The police said the constable belonging to the 152 CRPF battalion, posted inside the company headquarters at Baramulla, went on a shooting spree around midnight. Before guards could respond he had killed seven of his colleagues, including the company commander, who was of the rank of inspector, and another sub-inspector.
"The soldier sprayed gunfire from his automatic rifle on his colleagues. We don't know the details as the witnesses who could have provided us details are no more. In all, eight soldiers died in the incident including the trooper," a senior CRPF officer told rediff.com website.
The officer said two critically injured soldiers are undergoing treatment at the Soura Medical Institute in Srinagar.
Meanwhile, an inquiry has been ordered into the incident. The Inspector General has said that all aspects that prompted the jawan to take the extreme step are being investigated.
It is worth mentioning here that there have been several incidents of troopers reacting violently to the stress of being posted in Jammu and Kashmir. Psychologists and counselors have been employed by various army and paramilitary units to sort out the problems of tension and trauma among troopers and officers.
Such studies have indicated that continued distance from their families, the discharge of duties in an extremely hostile environment and the absence of recreational facilities are said to be the main causes for such ugly incidents.

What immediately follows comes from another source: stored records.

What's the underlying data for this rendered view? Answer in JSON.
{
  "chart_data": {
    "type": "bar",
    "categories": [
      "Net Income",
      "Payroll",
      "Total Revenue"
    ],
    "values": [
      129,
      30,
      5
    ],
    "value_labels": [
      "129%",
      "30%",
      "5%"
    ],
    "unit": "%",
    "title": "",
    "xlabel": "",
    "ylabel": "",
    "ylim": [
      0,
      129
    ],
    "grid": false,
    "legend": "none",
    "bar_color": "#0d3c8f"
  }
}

Many soldiers have killed commanding officers on the refusal of leave or in knee-jerk responses to the call of duty. An incident like last night's encounter is a major challenge to security managers in Kashmir.
Heroin Seized: Meanwhile, security forces have recovered a huge consignment of drugs from the outskirts of Jammu city.
The haul of 11 kg of heroin is worth Rs 15 crore in the international market and is said to have been smuggled in from Pakistan through the international border.
"We raided area in Gangyal and recovered 11 packets of heroin. It was in pure form and also had a marking of Pakistan weighing around 11 kgs," said Kamal Saini, SSP, Jammu.
During the last decade, the border belt of R S Pura was a haven for smugglers but over the past few years a constant vigil on the borders made drug smuggling virtually impossible.
But now with the ceasefire in place, smugglers are once again having a free run.
The modus operandi is quite simple. A consignment of drugs is smuggled into India by a guide or person who knows the topography well.
Once on the Indian side, it is left at a particular place or in the fields close to the border to be picked up and transported to Delhi or Mumbai.
The threat of smugglers has scared many villagers staying near the border areas.
Sham Lal earns his livelihood by selling vegetables in villages close to the international border.
Throughout the day he keeps his young unemployed son with him fearing that he could be used by the smugglers.
"He could not pass his matric examination and now since morning he is with me, so that he does not get into bad company. Whatever I earn, we try and do with it," says Lal.